Théâtre - Le vertige de la folie

Tout a été dit de l'adaptation scénique de La Cloche de détresse de la poète américaine Sylvia Plath, reprise ces jours-ci au Quat'Sous. On a vanté l'excellence de l'interprétation de Céline Bonnier. On a admiré la gestuelle qu'on dirait tout droit sortie d'un magazine féminin des années 50, que l'actrice a élaborée sous l'oeil vigilant de Brigitte Haentjens. On a souligné la qualité de l'adaptation qui faisait bien ressortir le caractère clinique et l'ironie de cet ouvrage où une jeune femme s'observe sombrer progressivement dans la folie. Il ne restait vraiment qu'à mieux comprendre le décor ingénieux qu'Anick La Bissonnière a conçu pour ce solo dont le titre est devenu La Cloche de verre.

D'ailleurs, la scénographe en profite pour s'inscrire en faux contre l'idée voulant que, pour un monologue, le décor ne compte pas. Elle en profite pour philosopher un peu. «Je ne suis pas d'accord, dit-elle. Un, dix, vingt acteurs, la scène demeure un espace habité. On ne peut pas se soustraire à l'espace comme au temps. Dès lors, comme l'espace est là, il faut le traiter. Il entre dans l'oeil du spectateur. Avec un seul personnage, il ne génère pas le même genre de mouvement. En fait, l'espace influence peut-être encore plus le corps s'il n'y a qu'un seul acteur. Son partenaire devient la lumière, l'espace, la musique.»

Anick La Bissonnière confie avoir voulu faire évoluer Esther Greenwood, la jeune femme très brillante et pourtant mésadaptée du spectacle, dans son propre espace mental. Elle s'est donc attardée à l'imaginer. Il fallait aussi travailler avec la petite scène du Théâtre de Quat'Sous, qu'elle a choisi de rétrécir encore davantage.

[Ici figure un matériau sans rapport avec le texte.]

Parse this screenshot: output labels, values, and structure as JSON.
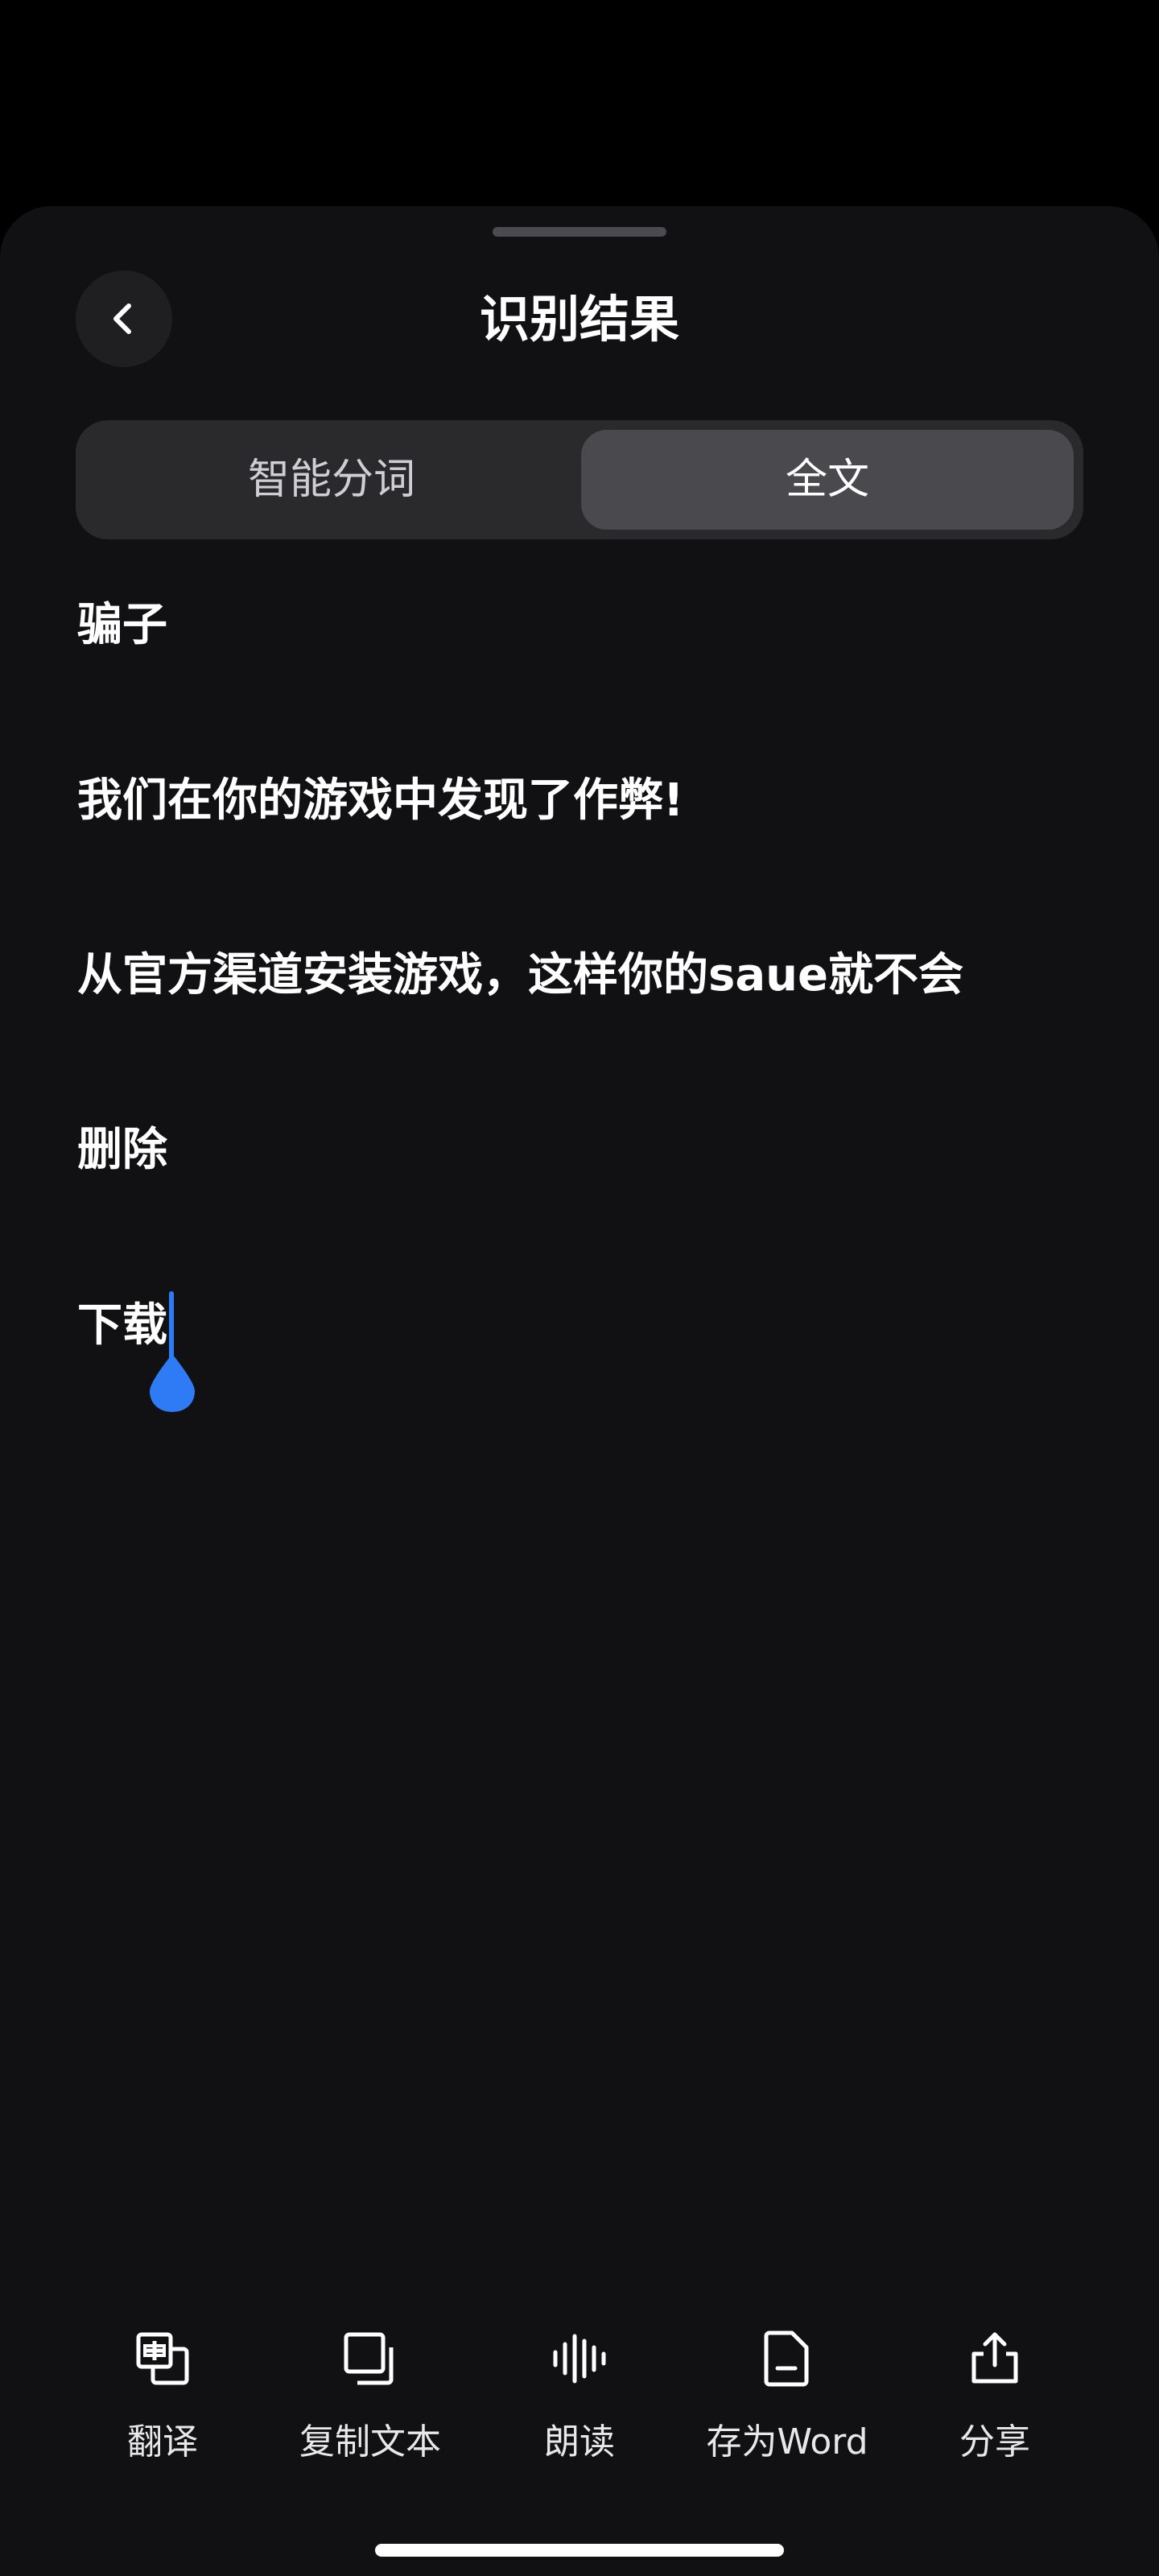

«Je me suis demandé, poursuit Anick La Bissonnière, quel serait l'espace idéal de la dépression. Ceci, bien sûr, en rapport avec l'état mental d'Esther Greenwood. Je me suis dit: la dépression, ça ressemble à un entonnoir qui se rétrécit, à un chemin sans issue. On aurait pu penser à un espace fermé, à un mur, coupé du reste du monde. J'y ai vu quelque chose qui permet d'avancer, mais de plus en plus difficilement. Sur le plan scénique, mon décor crée en outre un effet d'échelle. En avant, Esther paraît parfois très grande, alors que tout au fond elle a l'air toute petite. En somme, c'est un espace paradoxal, qui suscite un malaise.»

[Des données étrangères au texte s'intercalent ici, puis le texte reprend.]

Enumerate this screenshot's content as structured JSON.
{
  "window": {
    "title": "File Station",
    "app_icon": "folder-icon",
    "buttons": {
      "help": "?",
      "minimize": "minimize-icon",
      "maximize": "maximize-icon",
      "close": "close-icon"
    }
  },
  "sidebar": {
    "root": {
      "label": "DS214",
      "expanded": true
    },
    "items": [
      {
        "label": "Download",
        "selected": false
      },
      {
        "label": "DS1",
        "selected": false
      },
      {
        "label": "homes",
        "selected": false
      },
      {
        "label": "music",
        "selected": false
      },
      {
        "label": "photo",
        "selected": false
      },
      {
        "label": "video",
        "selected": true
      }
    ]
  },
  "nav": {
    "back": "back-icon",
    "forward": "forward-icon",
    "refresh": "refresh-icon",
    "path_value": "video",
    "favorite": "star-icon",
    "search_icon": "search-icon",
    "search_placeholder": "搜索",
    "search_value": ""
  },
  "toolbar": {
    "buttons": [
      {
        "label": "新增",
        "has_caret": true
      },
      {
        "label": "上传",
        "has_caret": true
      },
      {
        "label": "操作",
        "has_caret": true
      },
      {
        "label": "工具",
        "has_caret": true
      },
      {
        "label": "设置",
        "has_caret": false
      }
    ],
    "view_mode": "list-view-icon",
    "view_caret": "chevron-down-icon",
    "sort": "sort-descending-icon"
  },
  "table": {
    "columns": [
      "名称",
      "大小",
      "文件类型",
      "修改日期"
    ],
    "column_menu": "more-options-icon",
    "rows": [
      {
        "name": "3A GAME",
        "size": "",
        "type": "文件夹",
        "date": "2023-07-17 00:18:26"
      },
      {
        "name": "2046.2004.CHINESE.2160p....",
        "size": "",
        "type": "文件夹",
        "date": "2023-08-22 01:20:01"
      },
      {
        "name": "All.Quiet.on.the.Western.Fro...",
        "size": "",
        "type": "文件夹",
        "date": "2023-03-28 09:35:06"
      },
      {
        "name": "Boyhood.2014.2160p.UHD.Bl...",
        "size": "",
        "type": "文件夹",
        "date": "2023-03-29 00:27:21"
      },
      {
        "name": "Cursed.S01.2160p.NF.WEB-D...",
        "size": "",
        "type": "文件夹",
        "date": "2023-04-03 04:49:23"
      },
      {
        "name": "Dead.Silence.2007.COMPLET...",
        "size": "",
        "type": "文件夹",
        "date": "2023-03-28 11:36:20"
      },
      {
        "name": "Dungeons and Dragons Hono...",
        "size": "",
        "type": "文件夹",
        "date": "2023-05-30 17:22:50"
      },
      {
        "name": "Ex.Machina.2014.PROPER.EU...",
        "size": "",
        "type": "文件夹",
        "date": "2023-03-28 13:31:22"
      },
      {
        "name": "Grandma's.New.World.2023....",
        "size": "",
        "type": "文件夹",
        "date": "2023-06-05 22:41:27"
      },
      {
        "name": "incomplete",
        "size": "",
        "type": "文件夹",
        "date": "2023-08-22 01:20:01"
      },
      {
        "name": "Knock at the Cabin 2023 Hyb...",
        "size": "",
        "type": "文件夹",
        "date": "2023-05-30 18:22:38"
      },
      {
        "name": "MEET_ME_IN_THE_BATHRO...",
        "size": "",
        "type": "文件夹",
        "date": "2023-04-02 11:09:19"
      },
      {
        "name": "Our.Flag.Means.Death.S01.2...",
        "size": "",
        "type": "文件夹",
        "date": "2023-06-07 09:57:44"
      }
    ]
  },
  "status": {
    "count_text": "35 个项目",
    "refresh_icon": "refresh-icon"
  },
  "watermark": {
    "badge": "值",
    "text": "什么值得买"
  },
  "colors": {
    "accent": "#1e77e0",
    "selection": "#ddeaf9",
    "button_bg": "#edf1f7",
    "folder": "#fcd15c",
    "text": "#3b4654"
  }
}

Plus précisément, La Bissonnière entraîne la fausse jeune fille modèle qu'interprète Céline Bonnier — et par le fait même les spectateurs qui s'y identifient — dans la cloche. La scénographe en a fait une tente, confectionnée dans un plastique translucide, diaphane, qui sépare cette femme du reste du monde, un peu comme la folie isole des autres sans qu'il y paraisse. Ce décor a de plus la blancheur d'une cuisine des années 50, si lisse qu'elle ne laisse nulle part où s'agripper. Une seule issue subsiste: la porte du four tout au fond. L'effet est saisissant.

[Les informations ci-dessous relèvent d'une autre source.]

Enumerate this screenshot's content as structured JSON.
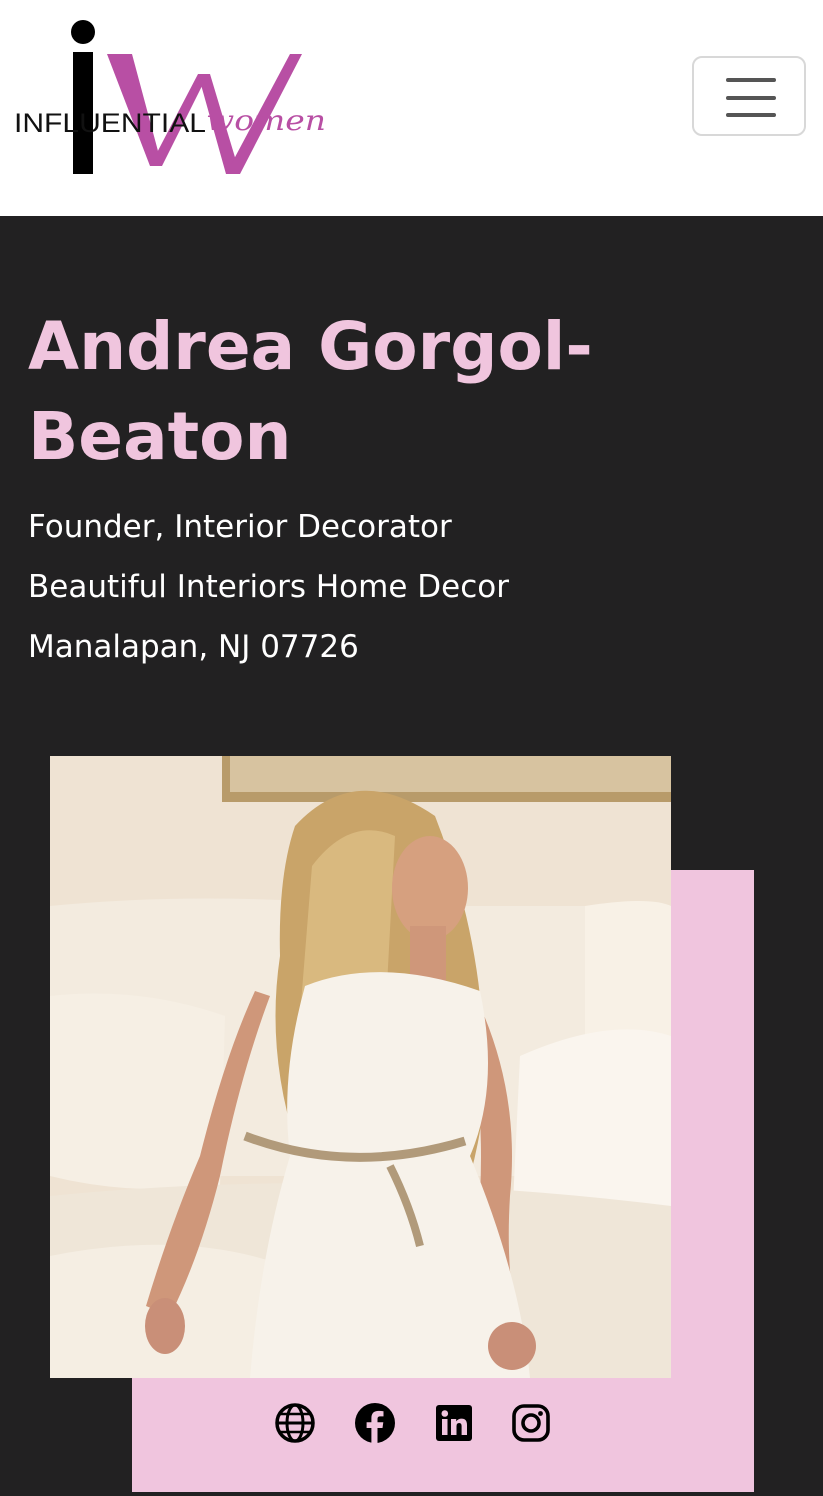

Cet espace troublant est le résultat d'une sixième collaboration en quatre ans entre la metteure en scène, Brigitte Haentjens, et la scénographe. De l'aveu de cette dernière, le courant passe tellement bien entre les deux créatrices

qu'à chaque travail, elles semblent reprendre une conversation qui se poursuit. D'ailleurs, La Cloche de verre donne l'illusion rare de reposer sur des éléments qui tombent en place facilement tout en procurant au spectateur une sensation de vertige. Comme s'il assistait à la chute d'une inconnue sur la glace, avec ses côtés risibles mais dont la gravité résonne aussi en lui

La Cloche de verre, d'après Sylvia Plath, dans une mise en scène de Brigitte Haentjens, en reprise au Théâtre de Quat'Sous du 7 au 18 décembre.